March 13, 2014
Like all writers, I have an obsession with what is good and what is bad. But for me, it’s a blurry line at times. Which makes it even more evil. When one looks away from evil, is it because you prefer evil over good? I never read the works by Paul Morand, but he was an aristocrat wealthy man who counted Jean Cocteau as a friend and actually dined with Marcel Proust. Yet, he was very much part of and supported the Vichy government. He was also seen as a modernist and a member of Imagist. That was a literary movement that favored precision of imagery and clear, sharp language. Which one can gather by now, is not exactly my aesthetic!
On the other hand I have a deep interest in artists who went along the facist route, and I try to think if that is also in their own work as well. Cocteau was a real mystery to me in a sense, because he was the poet who sees everything as an extension of poetry. In other words, an art for art’s sake. Which to be honest is what I pretty much follow. But if that art leads one to a darker political path, is it good for the soul? Is the soul important? Often participants on both sides of the road, when it involves art, are trying to find a moral ground to stand on. But I am not sure if that is what art is about. I think it's about a lot of things, and it’s best to accept the good, but one has to acknowledge the evil as well. Like Robert Mitchum’s character in “,The Night of the Hunter” when he grasps both hands to show the tattoo “love” and “hate” on the other.

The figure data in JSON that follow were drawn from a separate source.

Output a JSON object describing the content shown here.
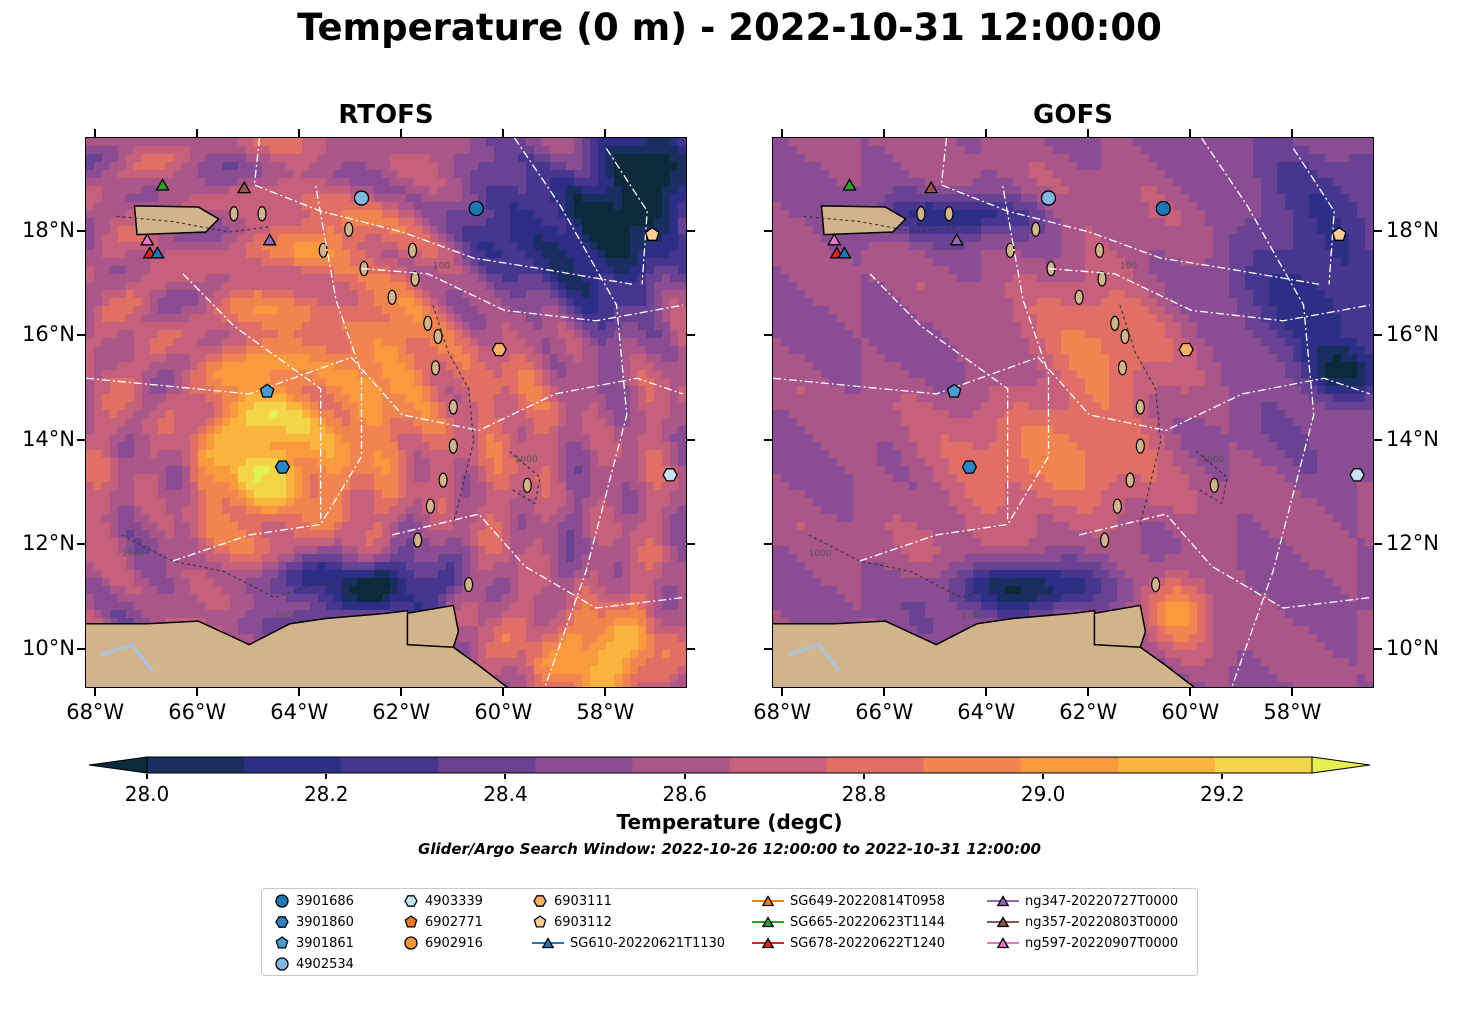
{
  "title": "Temperature (0 m) - 2022-10-31 12:00:00",
  "panels": [
    {
      "title": "RTOFS",
      "lat_labels_side": "left"
    },
    {
      "title": "GOFS",
      "lat_labels_side": "right"
    }
  ],
  "x_ticks": [
    "68°W",
    "66°W",
    "64°W",
    "62°W",
    "60°W",
    "58°W"
  ],
  "y_ticks": [
    "18°N",
    "16°N",
    "14°N",
    "12°N",
    "10°N"
  ],
  "contour_labels": [
    "100",
    "1000"
  ],
  "colorbar": {
    "label": "Temperature (degC)",
    "ticks": [
      "28.0",
      "28.2",
      "28.4",
      "28.6",
      "28.8",
      "29.0",
      "29.2"
    ],
    "colors": [
      "#0b2a3c",
      "#1b2e62",
      "#2d2f86",
      "#47368f",
      "#6a4294",
      "#8a4c92",
      "#ab5689",
      "#c7607c",
      "#e06f66",
      "#f08550",
      "#f99a3e",
      "#fab43c",
      "#f2d548",
      "#e6ef52"
    ]
  },
  "search_window": "Glider/Argo Search Window: 2022-10-26 12:00:00 to 2022-10-31 12:00:00",
  "colors": {
    "land": "#d2b48c",
    "water_in_land": "#a7c4e0",
    "eez_line": "#ffffff"
  },
  "legend": [
    {
      "label": "3901686",
      "marker": "circle",
      "color": "#1f77b4"
    },
    {
      "label": "3901860",
      "marker": "hexagon",
      "color": "#2a86c2"
    },
    {
      "label": "3901861",
      "marker": "pentagon",
      "color": "#4a9bd2"
    },
    {
      "label": "4902534",
      "marker": "circle",
      "color": "#80b8e3"
    },
    {
      "label": "4903339",
      "marker": "hexagon",
      "color": "#c8e2f5"
    },
    {
      "label": "6902771",
      "marker": "pentagon",
      "color": "#ee7d1e"
    },
    {
      "label": "6902916",
      "marker": "circle",
      "color": "#f4973a"
    },
    {
      "label": "6903111",
      "marker": "hexagon",
      "color": "#f8b06a"
    },
    {
      "label": "6903112",
      "marker": "pentagon",
      "color": "#fbcc9a"
    },
    {
      "label": "SG610-20220621T1130",
      "marker": "triangle",
      "color": "#1f77b4",
      "line": "#1f77b4"
    },
    {
      "label": "SG649-20220814T0958",
      "marker": "triangle",
      "color": "#ff7f0e",
      "line": "#ff7f0e"
    },
    {
      "label": "SG665-20220623T1144",
      "marker": "triangle",
      "color": "#2ca02c",
      "line": "#2ca02c"
    },
    {
      "label": "SG678-20220622T1240",
      "marker": "triangle",
      "color": "#d62728",
      "line": "#d62728"
    },
    {
      "label": "ng347-20220727T0000",
      "marker": "triangle",
      "color": "#9467bd",
      "line": "#9467bd"
    },
    {
      "label": "ng357-20220803T0000",
      "marker": "triangle",
      "color": "#8c564b",
      "line": "#8c564b"
    },
    {
      "label": "ng597-20220907T0000",
      "marker": "triangle",
      "color": "#e377c2",
      "line": "#e377c2"
    }
  ],
  "chart_data": {
    "type": "heatmap",
    "variable": "Temperature",
    "depth": "0 m",
    "time": "2022-10-31 12:00:00",
    "units": "degC",
    "lon_range": [
      -68.2,
      -56.4
    ],
    "lat_range": [
      9.25,
      19.8
    ],
    "color_range": [
      28.0,
      29.3
    ],
    "color_step": 0.1,
    "models": [
      "RTOFS",
      "GOFS"
    ],
    "observations": [
      {
        "id": "4902534",
        "lon": -62.8,
        "lat": 18.65
      },
      {
        "id": "3901686",
        "lon": -60.55,
        "lat": 18.45
      },
      {
        "id": "6903112",
        "lon": -57.1,
        "lat": 17.95
      },
      {
        "id": "6903111",
        "lon": -60.1,
        "lat": 15.75
      },
      {
        "id": "3901861",
        "lon": -64.65,
        "lat": 14.95
      },
      {
        "id": "3901860",
        "lon": -64.35,
        "lat": 13.5
      },
      {
        "id": "4903339",
        "lon": -56.75,
        "lat": 13.35
      },
      {
        "id": "SG665-20220623T1144",
        "lon": -66.7,
        "lat": 18.9
      },
      {
        "id": "ng357-20220803T0000",
        "lon": -65.1,
        "lat": 18.85
      },
      {
        "id": "ng347-20220727T0000",
        "lon": -64.6,
        "lat": 17.85
      },
      {
        "id": "ng597-20220907T0000",
        "lon": -67.0,
        "lat": 17.85
      },
      {
        "id": "SG678-20220622T1240",
        "lon": -66.95,
        "lat": 17.6
      },
      {
        "id": "SG610-20220621T1130",
        "lon": -66.8,
        "lat": 17.6
      }
    ]
  }
}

What I can’t fully understand is why Morand would be for a government that would want to stop the zazous from having a good time listening to jazz and records from America? Why would he want to hunt down children, who eventually will turn out to be Serge Gainsbourg or Roman Polanski? In my mind, there are two different types of “art for art’s sake” groupings. There is the Oscar Wilde, who for sure was a man involved in his world, and acknowledge the political affairs of his time and age. Then there are people like Morand and perhaps Cocteau, who ‘ignore’ the shit around them. One uses art to build a wall between the outside world and themselves, and Wilde I think just wanted to make a difference or to being in a world of shit, and somehow stand beyond it. Celine (who I love as a writer by the way), Cocteau and Morand seemed to love the company of power, or at least acknowledge that power as almost as a turn-on for their art. Well, let me take Celine back, I reckon he was just nutty. But Cocteau and Morand were not nutty. They must have understood what was happening at that time, and while Cocteau’s role is sort of cloudy in those years, what was Morand’s excuse?
What’s interesting is the Imagist movement, because of its need to see things clearly. Art to me is naturally messy, like nature. The need to make order out of a mess is a very strong aesthetic, which I have to admit, I share. But alas I think that need is also the root of an inner-fascism.
I’m also intrigued by someone like L. Ron Hubbard, who was a science fiction writer who somewhere down the line decided to be something much bigger than a pulp writer. Yet, I feel the organization he started is very much in a pulp tradition. Its history reads like a noir Southern California fantasy. It’s interesting how an artist can make a utopia of sorts, and perhaps Morand wanted one as well, to express his wealth, and his stance in the 20th century. Oddly enough, only one of his novels is available in English. I must read it!